Lewis & Clark students have an abundance of opportunities to gain practical, hands-on experience in criminal law beyond the classroom. Students can be regularly found working or externing for the prosecution or defense in several county offices in Oregon, as well as the United States Attorney’s Office for the District of Oregon and the Federal Public Defender. Others have worked in the private sector in defense firms or in nonprofit advocacy organizations. Students can gain valuable practical experiences in a number of ways at Lewis & Clark including the following:
Under the supervision of Clinical Professor Meg Garvin and the National Crime Victim Law Institute (NCVLI), students support crime victim attorneys nationwide through legal research and writing. Students help write amicus curiae briefs that are filed in trial and appellate courts nationwide, help anticipate and prepare for future litigation at both the trial and appellate levels, and contribute to legal publications on emerging issues in victim law.
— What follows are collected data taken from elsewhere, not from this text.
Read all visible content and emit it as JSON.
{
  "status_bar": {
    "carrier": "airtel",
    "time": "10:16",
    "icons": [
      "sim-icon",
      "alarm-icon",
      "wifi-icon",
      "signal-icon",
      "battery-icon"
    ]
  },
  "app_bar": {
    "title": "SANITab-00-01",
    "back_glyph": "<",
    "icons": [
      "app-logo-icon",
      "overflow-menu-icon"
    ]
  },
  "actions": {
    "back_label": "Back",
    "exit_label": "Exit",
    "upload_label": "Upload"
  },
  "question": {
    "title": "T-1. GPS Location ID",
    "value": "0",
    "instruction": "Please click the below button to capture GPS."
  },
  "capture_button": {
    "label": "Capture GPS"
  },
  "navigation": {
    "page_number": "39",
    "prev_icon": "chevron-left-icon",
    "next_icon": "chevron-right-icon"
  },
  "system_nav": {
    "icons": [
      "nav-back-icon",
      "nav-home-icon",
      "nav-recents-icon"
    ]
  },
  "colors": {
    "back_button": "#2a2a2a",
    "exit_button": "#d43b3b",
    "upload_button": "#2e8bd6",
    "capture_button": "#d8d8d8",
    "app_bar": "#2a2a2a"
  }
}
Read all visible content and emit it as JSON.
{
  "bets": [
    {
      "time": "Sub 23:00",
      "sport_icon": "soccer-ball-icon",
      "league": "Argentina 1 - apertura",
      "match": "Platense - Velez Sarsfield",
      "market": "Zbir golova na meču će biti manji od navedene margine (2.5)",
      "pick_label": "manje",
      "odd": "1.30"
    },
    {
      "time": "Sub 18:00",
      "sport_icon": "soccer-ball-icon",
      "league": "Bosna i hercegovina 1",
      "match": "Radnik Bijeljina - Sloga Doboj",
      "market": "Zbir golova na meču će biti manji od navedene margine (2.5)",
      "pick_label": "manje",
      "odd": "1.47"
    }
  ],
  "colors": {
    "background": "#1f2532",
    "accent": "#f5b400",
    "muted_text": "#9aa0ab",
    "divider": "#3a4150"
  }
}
The Criminal Justice Reform Clinic (CJRC) offers an exciting opportunity for students to engage in a critical examination of and participation in important and complex issues in the criminal justice system.
The CJRC takes a holistic approach to criminal justice reform and is a structured outlet for students who are interested in criminal law and social justice. Students who participate in the clinic make a yearlong commitment earning four credits each semester. About 12 students each year can participate in the CJRC.
Legal Practicum in Criminal Law
The legal practicum provides students certifiable under the Oregon Supreme Court’s Student Appearance Rule with hands-on experience either prosecuting or defending criminal (misdemeanor and traffic) cases in high-volume, urban jurisdiction.
Externships in Criminal Law
While opportunities exist to get paid work doing criminal law, especially in the summer months and in the private sector, externships for law school credit also exist. The flexibility of our externship program allows students to work in a variety of areas of law as well as for different amounts of credit, in places all over the country, and at different times of year. Recent criminal law externs have worked for public defenders and district attorney offices, prosecuting attorney offices, state superior courts, with the ACLU, on capital appeals projects and wrongful convictions, and more. Those interested in wrongful convictions and innocence work, can also extern with the Oregon Innocence Project.
Oregon Student Appearance Rule
Through Oregon’s Student Appearance Rule, third-year law students have the unique opportunity to argue cases in court. Through these experiences, students can receive hands-on experience in all aspects of trial, including choosing a jury (voire dire), presenting evidence, cross-examining witnesses, and making opening and closing remarks. These developed skills prove invaluable, and employers are impressed with the skills graduates are able to use immediately upon employment.